Historical accuracy must also be balanced with the demands of potential customers. There would be no point in creating something “out there” because it would not be used by customers. In Bayard’s case, the sign of protest was two-sided. While one side had a condensed capital “s”, the other side was unlike anything Seals had ever seen before.
“It was unusable,” he adds. In the end, he made the first part “s” of the font, and the less traditional version as a stylistic alternative. “You can still keep the historical context without taking too much away from it. “
There are challenges to overcome, mainly in trying to find the photographs in the archives. For Carrie, inspired by women’s suffrage and peace activist Carrie Chapman Catt, he worked from one photograph until he finally found two more. It was only then that he realized that the signs were double-sided. In the future, he would like to work with a historian to help him with this part of the process, Seals says. Currently, he runs the foundry alone.
He is currently working on a font inspired by a 1930s typeface called Jim Crow. Although the typeface talks about America’s racist segregation laws, it also has a “crazy story” that has captured his imagination, Seals says. It was made in 1850, stolen from the French, made in Boston, and has since been modified and named after the Jim Crow caricature.
Following suggestions from followers, he is also working on a typeface based on the 1989 student protest panels in Tiananmen Square in China and one inspired by the internment of the Japanese in the United States after WWII.
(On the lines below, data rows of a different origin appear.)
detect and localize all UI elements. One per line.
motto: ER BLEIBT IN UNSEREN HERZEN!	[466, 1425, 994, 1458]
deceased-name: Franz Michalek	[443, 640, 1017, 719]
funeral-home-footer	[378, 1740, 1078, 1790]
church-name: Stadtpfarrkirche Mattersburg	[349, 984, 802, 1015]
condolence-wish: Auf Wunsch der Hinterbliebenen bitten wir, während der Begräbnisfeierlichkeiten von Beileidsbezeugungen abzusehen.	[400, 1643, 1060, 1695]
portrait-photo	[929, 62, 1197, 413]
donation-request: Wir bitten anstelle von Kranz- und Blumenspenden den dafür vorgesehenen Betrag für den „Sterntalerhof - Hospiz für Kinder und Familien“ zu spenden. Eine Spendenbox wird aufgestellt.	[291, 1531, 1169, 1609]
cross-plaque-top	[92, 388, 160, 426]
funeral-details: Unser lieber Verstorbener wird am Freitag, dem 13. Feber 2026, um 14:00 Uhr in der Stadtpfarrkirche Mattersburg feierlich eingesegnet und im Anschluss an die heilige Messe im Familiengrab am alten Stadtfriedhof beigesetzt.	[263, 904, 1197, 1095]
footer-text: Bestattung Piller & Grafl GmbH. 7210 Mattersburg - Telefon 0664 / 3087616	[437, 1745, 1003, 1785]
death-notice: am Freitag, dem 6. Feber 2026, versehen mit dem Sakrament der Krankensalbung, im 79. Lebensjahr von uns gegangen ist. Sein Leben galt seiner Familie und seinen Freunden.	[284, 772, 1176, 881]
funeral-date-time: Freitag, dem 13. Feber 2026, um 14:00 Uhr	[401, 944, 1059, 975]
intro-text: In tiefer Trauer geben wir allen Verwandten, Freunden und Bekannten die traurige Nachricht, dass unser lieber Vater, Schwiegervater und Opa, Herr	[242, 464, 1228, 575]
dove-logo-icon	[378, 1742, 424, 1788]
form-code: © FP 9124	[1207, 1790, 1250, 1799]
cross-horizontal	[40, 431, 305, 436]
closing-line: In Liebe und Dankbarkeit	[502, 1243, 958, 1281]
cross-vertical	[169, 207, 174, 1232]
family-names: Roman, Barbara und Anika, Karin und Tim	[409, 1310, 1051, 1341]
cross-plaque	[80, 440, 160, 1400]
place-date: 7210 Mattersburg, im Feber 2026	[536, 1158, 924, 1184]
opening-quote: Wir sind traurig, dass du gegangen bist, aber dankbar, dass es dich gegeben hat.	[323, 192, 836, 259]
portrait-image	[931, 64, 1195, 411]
Vocal Type turns five this year, and with Seals planning an anniversary exhibit, the pandemic has put an end to that. And although there have been breakthroughs during this period, it is not sure how the industry is developing when it comes to diversity.
He noticed a decrease in typographic stereotypes – such as the use of calligraphic brush scripts by East Asian brands – and says there have been more typeface scholarships for people of color. . But design education, which Seals says should start at his school, needs to do more to raise awareness.
“When you think of the demonstration, it’s the people in the streets carrying signs”
In the future, Seals hopes to explore different types of protests. “When you think of a protest, it’s people in the streets carrying signs,” he says. But there are other types of activism depending on the creator. For example, its Marsha typeface was inspired by the neon sign hanging outside the Stonewall Inn in New York City, the site of the 1969 LGBT riots.
He also almost finished work on a font inspired by education activist WEB Du Bois whose infographics sought to change people’s minds about alleged scientific justifications for racism. “He was an activist even though he was not in the street,” he says.
Regarding contemporary inspiration, Seals says there would be “sensibilities” in naming a typeface after an activist today. “I would love to make a font out of Greta Thunberg’s handwriting, but I would really love to collaborate on it,” he says. “Right now I’m finding what I can do that still conveys the idea of unity and that isn’t a font someone has already created. “
Tré Seals is in talks with Naresh Ramchandani for the first episode of D&AD’s Dinner With series, where a designer will discuss his career so far. It will launch on January 28 at 6 p.m. and can be streamed for free. here.